Sabrina didn't so much accuse him as state the obvious when she told him, "You're in love with Rachel, aren't you?"
"Yes," Craig said.
"Why? I mean, what does she... I don't understand. Tell me. What's so great about Rachel?"
"When I'm around her," Craig began, and, in his romantic state, managed to utter the longest sentence Sabrina had ever pried out of him. "When I'm around her, I don't feel angry anymore."
And that, again, was that.
CHAPTER THIRTEEN
SKATINGANDSTUFF.COM MESSAGE BOARD
FROM: GoGoGregoryl Posted at 4:11 PM
So now Jeremy Hunt is skating in the tribute also with him and Gabrielle Cassidy its like let's make a list of the no-names is Gina just going to get on the ice and wave now looks like there won't be time for anybody else like the real champions to do a number!!!
FROM: IcelsNice Posted at 4:15 PM
I'm sure all the big names will get their numbers. Chris Kelly is skating a solo and a dance with Gabrielle Cassidy.
FROM: DanceDiva Posted at 4:16 PM
OMG!!! Chris Kelly is ice dancing now!!! I always thought he should have been a dancer. He's got those long limbs and he moves so smoothly on the ice. This is like a dream come true for me!!! Do you think they'll compete as a team???
FROM: SkatingYoda Posted at 4:21 PM
«Do you think they'll compete as a team???»
That's the plan. It's why Chris moved to Gabrielle's training center last year. They're getting their OD and FD ready now for next season.
FROM: DanceDiva Posted at 4:22 PM
Any word on what country they'll be representing?

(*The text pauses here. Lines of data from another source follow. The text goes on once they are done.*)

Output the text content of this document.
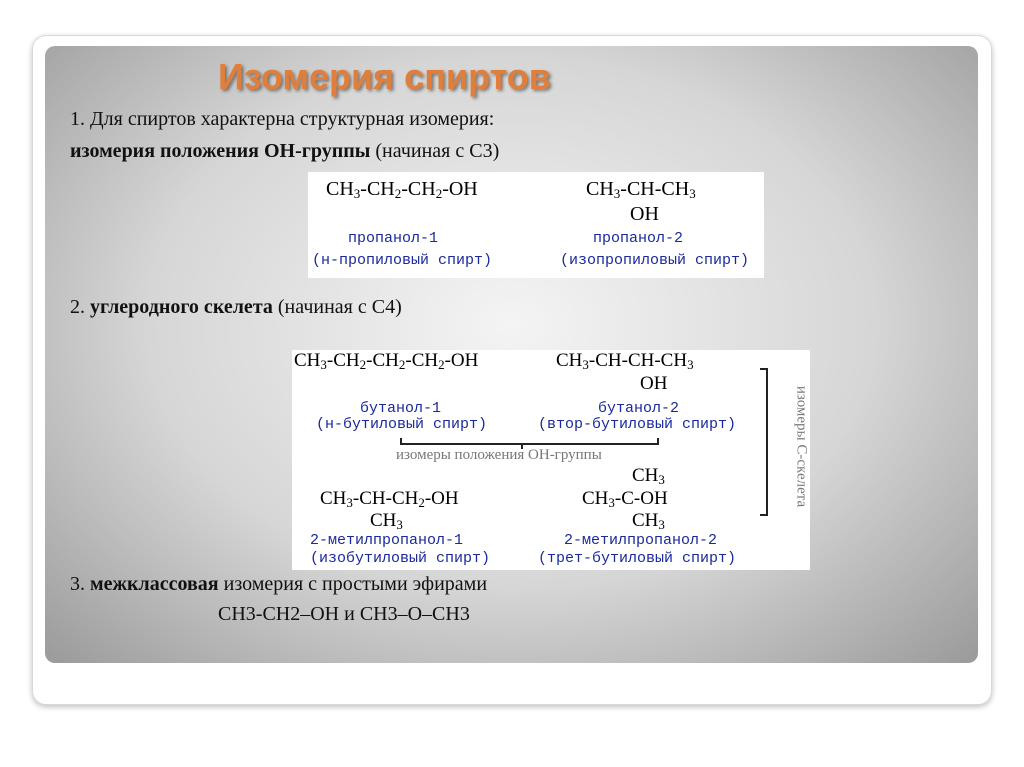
Изомерия спиртов
1. Для спиртов характерна структурная изомерия:
изомерия положения ОН-группы (начиная с С3)
$CH_3-CH_2-CH_2-OH$	$CH_3-CH-CH_3$
OH
пропанол-1
(н-пропиловый спирт)
пропанол-2
(изопропиловый спирт)
2. углеродного скелета (начиная с С4)
$CH_3-CH_2-CH_2-CH_2-OH$	$CH_3-CH-CH-CH_3$
OH
бутанол-1
(н-бутиловый спирт)
бутанол-2
(втор-бутиловый спирт)
изомеры положения ОН-группы
$CH_3-CH-CH_2-OH$
$CH_3$
$CH_3$
$CH_3-C-OH$
$CH_3$
2-метилпропанол-1
(изобутиловый спирт)
2-метилпропанол-2
(трет-бутиловый спирт)
изомеры С-скелета
3. межклассовая изомерия с простыми эфирами
CH3-CH2–OH и CH3–O–CH3
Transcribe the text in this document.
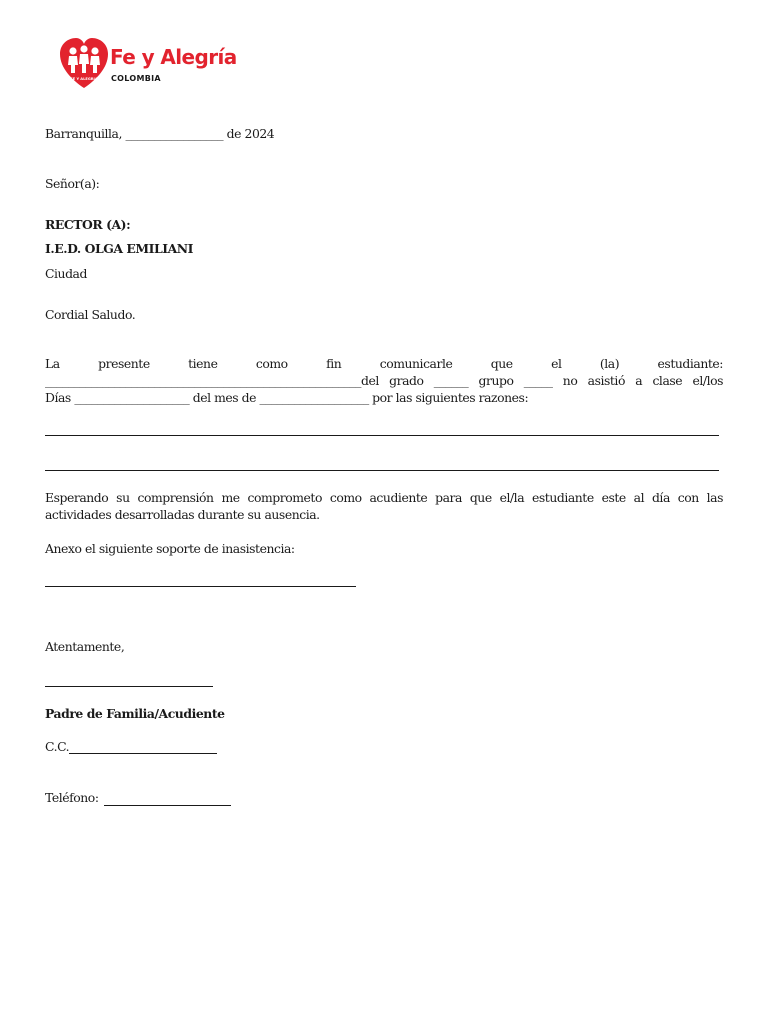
FE Y ALEGRIA
Fe y Alegría
COLOMBIA

Barranquilla, _________________ de 2024

Señor(a):

RECTOR (A):

I.E.D. OLGA EMILIANI

Ciudad

Cordial Saludo.

La presente tiene como fin comunicarle que el (la) estudiante:

_______________________________________________________del grado ______ grupo _____ no asistió a clase el/los

Días ____________________ del mes de ___________________ por las siguientes razones:

Esperando su comprensión me comprometo como acudiente para que el/la estudiante este al día con las actividades desarrolladas durante su ausencia.

Anexo el siguiente soporte de inasistencia:

Atentamente,

Padre de Familia/Acudiente

C.C.

Teléfono:
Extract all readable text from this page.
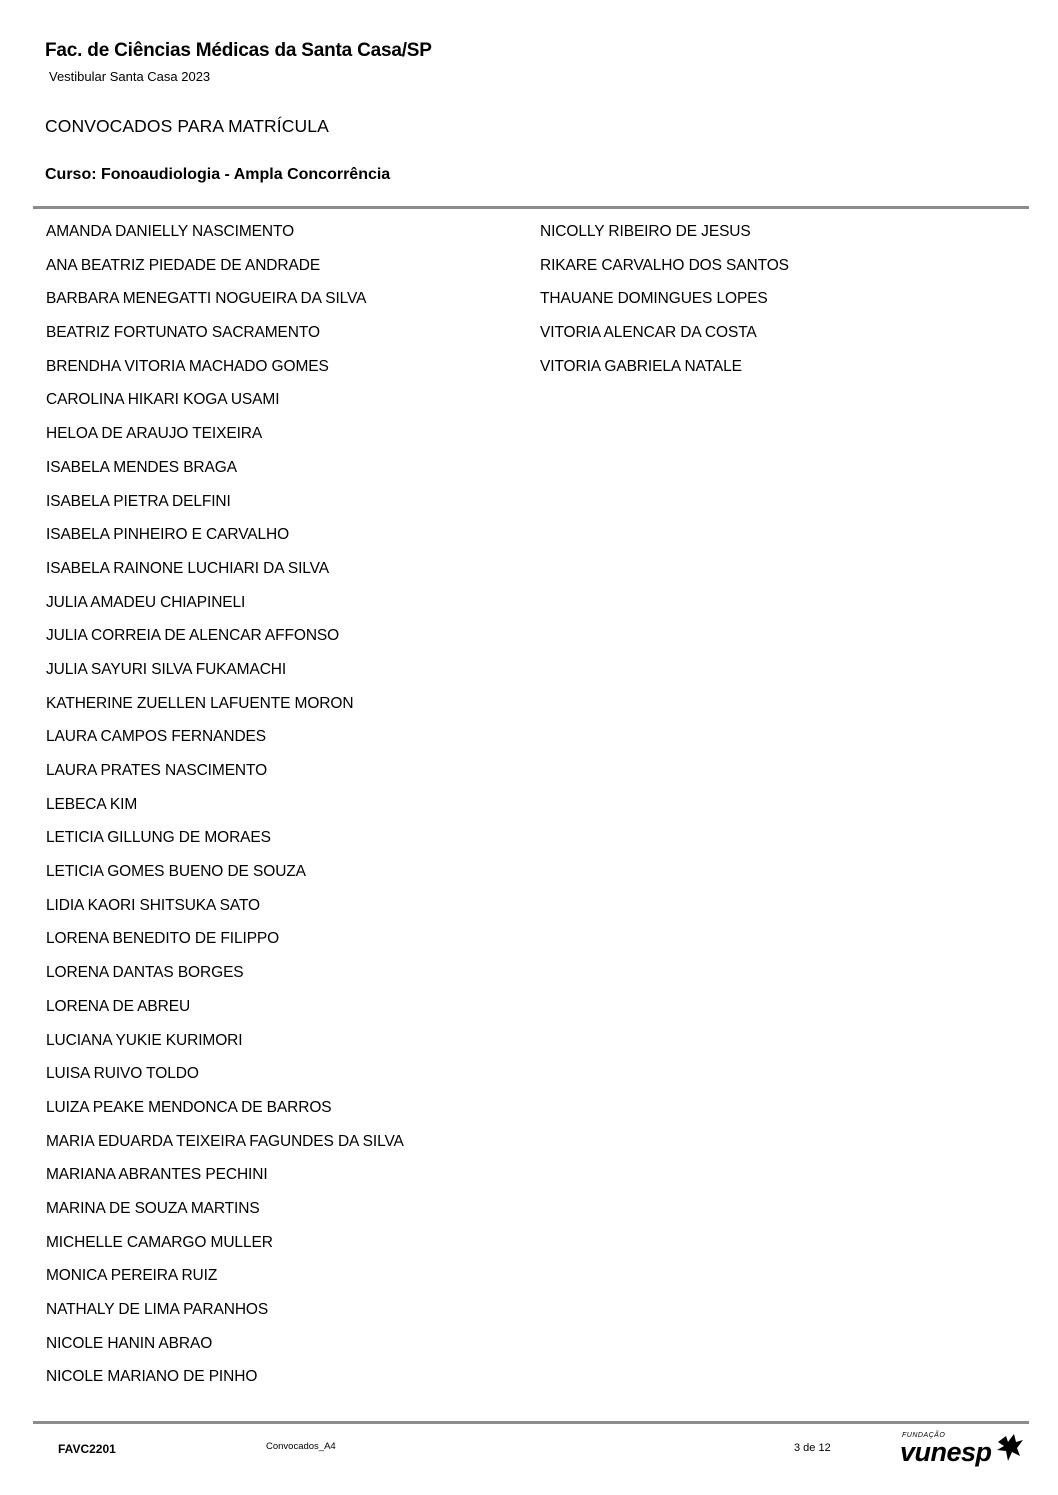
Fac. de Ciências Médicas da Santa Casa/SP
Vestibular Santa Casa 2023
CONVOCADOS PARA MATRÍCULA
Curso: Fonoaudiologia - Ampla Concorrência
AMANDA DANIELLY NASCIMENTO
ANA BEATRIZ PIEDADE DE ANDRADE
BARBARA MENEGATTI NOGUEIRA DA SILVA
BEATRIZ FORTUNATO SACRAMENTO
BRENDHA VITORIA MACHADO GOMES
CAROLINA HIKARI KOGA USAMI
HELOA DE ARAUJO TEIXEIRA
ISABELA MENDES BRAGA
ISABELA PIETRA DELFINI
ISABELA PINHEIRO E CARVALHO
ISABELA RAINONE LUCHIARI DA SILVA
JULIA AMADEU CHIAPINELI
JULIA CORREIA DE ALENCAR AFFONSO
JULIA SAYURI SILVA FUKAMACHI
KATHERINE ZUELLEN LAFUENTE MORON
LAURA CAMPOS FERNANDES
LAURA PRATES NASCIMENTO
LEBECA KIM
LETICIA GILLUNG DE MORAES
LETICIA GOMES BUENO DE SOUZA
LIDIA KAORI SHITSUKA SATO
LORENA BENEDITO DE FILIPPO
LORENA DANTAS BORGES
LORENA DE ABREU
LUCIANA YUKIE KURIMORI
LUISA RUIVO TOLDO
LUIZA PEAKE MENDONCA DE BARROS
MARIA EDUARDA TEIXEIRA FAGUNDES DA SILVA
MARIANA ABRANTES PECHINI
MARINA DE SOUZA MARTINS
MICHELLE CAMARGO MULLER
MONICA PEREIRA RUIZ
NATHALY DE LIMA PARANHOS
NICOLE HANIN ABRAO
NICOLE MARIANO DE PINHO
NICOLLY RIBEIRO DE JESUS
RIKARE CARVALHO DOS SANTOS
THAUANE DOMINGUES LOPES
VITORIA ALENCAR DA COSTA
VITORIA GABRIELA NATALE
FAVC2201	Convocados_A4	3 de 12
FUNDAÇÃO
vunesp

FROM: SkatingYoda Posted at 4:30 PM
Great Britain. England hasn't had a world quality dance team in years. They're so excited about Chris and Gabrielle they've basically guaranteed them the win at Nationals and a trip to Worlds if they'll represent Great Britain. Gabrielle is in the process of getting her citizenship rushed through now, so they'll be Olympic eligible by the next one.
* * *
Bex had two questions, and she went with the most pressing one first. She asked Craig, "You used to wear an earring?”
He shrugged, equally amused. "I did a lot
of... interesting... things at eighteen."
"Speaking of interesting, you didn't think it was interesting enough to mention to me earlier that Sabrina Pryce is obsessed with killing her father?”
"Was obsessed. Past tense."
"Are you sure?”
"Bex, I don't know about you, but I most certainly am not the person today that I was at eighteen — the earring stud being only Exhibit A. Why would you presume Sabrina hasn't changed since high school?"
"Well, for one thing, because her father is dead."
"She's hardly the only one with a motive."
"Did she say anything about it during your date?"
"It wasn't a date."
"Your friendly dinner, then. And by the way, Craig, Sabrina thinks it was a date."
"No."
"Not even in a nostalgic sort of way? You know, like: Remember when we used to plan to kill my father? Wasn't that totally Badlands of us?"
"I don't think she was serious about it, not even then. She was an angry, messed-up kid whose mother had just died and whose dad didn't give a damn about her. It was just a way to blow off some steam and impress the school's resident bad boy."
"You were the resident bad boy, Craig?"
"You don't believe me?"
"It's a little tough to picture. I mean now, you're so... so..."
"Old?"
"No!"
"Stodgy?”
"Would you cut it out?”
"Would you like me better if I dug up the earring again?”
"I like you fine now."
"Good."
Bex knew he was deliberately teasing her, and she hated herself for going along so gullibly. But she really wished he wouldn't keep reminding her of how much older he was than she. Or how, when he was playing bad boy in high school, she was still playing with her paper dolls.
"Good," he repeated. She expected him to go on. To maybe bring up his proposal or their relationship or anything personal, really. But all Craig did was stand up, stretch, and tell her, "I'm going to check on Jeremy. Good luck with your sleuthing."